Ogawa Takumi, Ohta Kiminori, Yoshimi Tomohiro, Yamazaki Hiroto, Suzuki Tomoharu, Ohta Shigeru, Endo Yasuyuki
Faculty of Pharmaceutical Sciences, Tohoku Pharmaceutical University, 4-4-1 Komatsushima, Aoba-ku, Sendai 981-8558, Japan.
Bioorg Med Chem Lett. 2006 Aug 1;16(15):3943-6. doi: 10.1016/j.bmcl.2006.05.032. Epub 2006 Jun 2.

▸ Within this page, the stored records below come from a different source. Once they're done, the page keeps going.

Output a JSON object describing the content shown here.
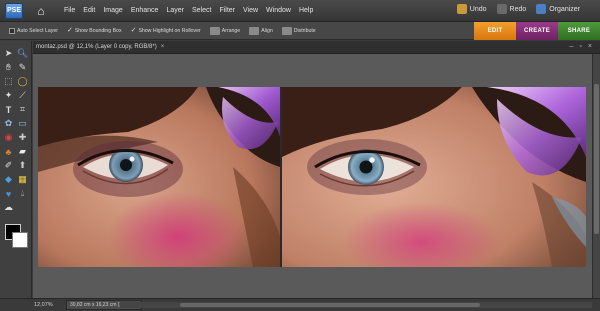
{
  "menubar": {
    "logo_text": "PSE",
    "menus": [
      "File",
      "Edit",
      "Image",
      "Enhance",
      "Layer",
      "Select",
      "Filter",
      "View",
      "Window",
      "Help"
    ],
    "undo_label": "Undo",
    "redo_label": "Redo",
    "organizer_label": "Organizer"
  },
  "options": {
    "auto_select": "Auto Select Layer",
    "show_bounding_box": "Show Bounding Box",
    "show_highlight": "Show Highlight on Rollover",
    "arrange": "Arrange",
    "align": "Align",
    "distribute": "Distribute"
  },
  "modes": {
    "edit": "EDIT",
    "create": "CREATE",
    "share": "SHARE",
    "colors": {
      "edit": "#e88a1f",
      "create": "#86307a",
      "share": "#3f8a30"
    }
  },
  "document": {
    "tab_title": "montaz.psd @ 12,1% (Layer 0 copy, RGB/8*)",
    "close_glyph": "×"
  },
  "status": {
    "zoom": "12,07%",
    "doc_size": "30,82 cm x 16,23 cm (240 ppi)"
  },
  "icons": {
    "home": "home-icon",
    "move": "move-tool-icon",
    "zoom": "zoom-tool-icon",
    "hand": "hand-tool-icon",
    "eyedropper": "eyedropper-tool-icon"
  }
}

A series of m-carborane derivatives was prepared based upon the structures of antiestrogenic drugs and their activities were evaluated by estrogen receptor alpha (ERalpha) binding assay and transactivation assay using human breast cancer cell line, MCF-7 cells. The m-carborane bisphenol 5 exhibited about a thousand times more potent ER agonistic activity than the o-carborane bisphenol 11. The m-carborane bisphenol structure appears to be a favorable hydrophobic pharmacophore for the development of novel selective estrogen receptor modulators (SERMs).
基于抗雌激素药物的结构制备了一系列间碳硼烷衍生物,并通过雌激素受体α(ERα)结合试验和使用人乳腺癌细胞系MCF-7细胞的反式激活试验评估了它们的活性。间碳硼烷双酚5表现出比邻碳硼烷双酚11强约一千倍的ER激动活性。间碳硼烷双酚结构似乎是开发新型选择性雌激素受体调节剂(SERM)的有利疏水药效团。